Не выходить бы из этого круга;
музыка, выпивка, сердца истома…
Но уже поздно: девушку друга
ждут не дождутся родители дома.
Это поэты-идеалисты
нам о любви бесконечной твердили:
все мирозданье – хоть провались ты,
только б любить до креста на могиле,
выпить до дна эту красную чашу,
только б любить – ценою любою,
несовершенную, краткую нашу
жизнь до краев переполнить любовью!
Но ведь известно: поэты витают
в странах, которые создали сами.
Девушка друга – она не такая:
не забывает о папе и маме.
Мы разбираем шляпы в прпхожей.
Ночь помрачнела, стала как уголь.
Что-то на трезвую не похожа
благоразумная девушка друга…,
Ночь одиночества хочет.

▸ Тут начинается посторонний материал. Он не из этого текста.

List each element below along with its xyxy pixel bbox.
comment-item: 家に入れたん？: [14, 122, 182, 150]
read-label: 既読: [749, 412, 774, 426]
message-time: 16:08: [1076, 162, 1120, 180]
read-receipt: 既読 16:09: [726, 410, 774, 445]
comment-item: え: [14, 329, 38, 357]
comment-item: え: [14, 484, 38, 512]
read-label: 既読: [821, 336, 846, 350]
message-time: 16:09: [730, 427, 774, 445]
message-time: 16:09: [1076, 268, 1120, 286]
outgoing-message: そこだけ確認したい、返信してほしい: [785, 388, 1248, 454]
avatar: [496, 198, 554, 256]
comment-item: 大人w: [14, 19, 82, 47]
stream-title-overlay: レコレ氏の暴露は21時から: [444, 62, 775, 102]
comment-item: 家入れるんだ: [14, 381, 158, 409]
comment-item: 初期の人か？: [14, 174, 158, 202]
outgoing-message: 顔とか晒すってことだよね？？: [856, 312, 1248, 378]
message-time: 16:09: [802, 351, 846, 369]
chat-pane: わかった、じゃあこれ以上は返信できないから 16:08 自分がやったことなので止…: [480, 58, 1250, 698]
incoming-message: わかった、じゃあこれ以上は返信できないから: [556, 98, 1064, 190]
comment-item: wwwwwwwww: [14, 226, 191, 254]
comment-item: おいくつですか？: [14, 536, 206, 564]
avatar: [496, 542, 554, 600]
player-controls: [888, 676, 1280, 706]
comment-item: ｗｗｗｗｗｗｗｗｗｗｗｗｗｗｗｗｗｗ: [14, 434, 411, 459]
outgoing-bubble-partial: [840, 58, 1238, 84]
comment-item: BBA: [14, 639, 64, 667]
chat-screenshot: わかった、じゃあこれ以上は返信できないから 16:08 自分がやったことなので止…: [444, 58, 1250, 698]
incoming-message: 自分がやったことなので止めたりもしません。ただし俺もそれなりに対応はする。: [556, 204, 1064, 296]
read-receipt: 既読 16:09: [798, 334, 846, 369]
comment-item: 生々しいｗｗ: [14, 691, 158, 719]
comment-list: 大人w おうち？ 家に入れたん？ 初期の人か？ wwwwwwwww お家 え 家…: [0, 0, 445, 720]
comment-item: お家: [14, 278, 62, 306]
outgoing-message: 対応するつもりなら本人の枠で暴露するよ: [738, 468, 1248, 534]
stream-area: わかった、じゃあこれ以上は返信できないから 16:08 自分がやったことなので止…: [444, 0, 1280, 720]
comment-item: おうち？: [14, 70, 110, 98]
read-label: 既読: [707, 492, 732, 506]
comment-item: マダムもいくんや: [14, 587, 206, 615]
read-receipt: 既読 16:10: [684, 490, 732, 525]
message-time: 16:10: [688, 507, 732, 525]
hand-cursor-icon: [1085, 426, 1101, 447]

И редких
гонит прохожих, домой загоняя.
Ночь в обнаженных запуталась ветках,
тихо парит над простором Дуная.
Ходит с винтовкой матрос величаво,
ходит, мечтая о бурных походах.
Тихо. Лишь волны возле причала
скрежещут под тяжестью пароходов.
* * *
На кувыркающихся глядя обезьян,
мы вспоминаем о далеком детстве:
забытые безумства.
Да, африканские уплыли корабли.
Мартышка старого шарманщика
смешная Кики,
бедняжка, умерла от ностальгии.
Далекое – прощай же детство!
Но остаются с нами навсегда
неистовые выходки Вийона,
подобные той виселичной петле,
которая хотела задушить
его и Янко Краля.
Маркиз де Сад, фантазии его,
зажегшие Париж.
Бастилии пылающие окна
под гром рукоплесканий на галерке.
А жизнь Вазир-Мухтара, смерть его,
твои, о милый Незвал, строфы,
мозаика из тысячи вещей!
Забавы детства – огромный монумент
округлых лиц
и круглых слез,
кругов на зеркале воды,
что круглым камешком разбита,
колечки дыма первых сигарет…
Когда хранила бы земля игрушки детства,
она не стала бы по эллипсу кружиться,
а стала бы описывать круги -
как в детских играх:
«Колесо-колесико,
за четыре грошика…»
Так тысячу раз прощай, недавнее детство,
забытые наши безумства.
Не спрашивайте ребенка – как же случилось,
что грусть его плачет над сломанною игрушкой.
Сломались круги – на четыре угла распались.
Взгляните: рисунок сломан и перекошен -
этот ромбоид – детских забав обломки.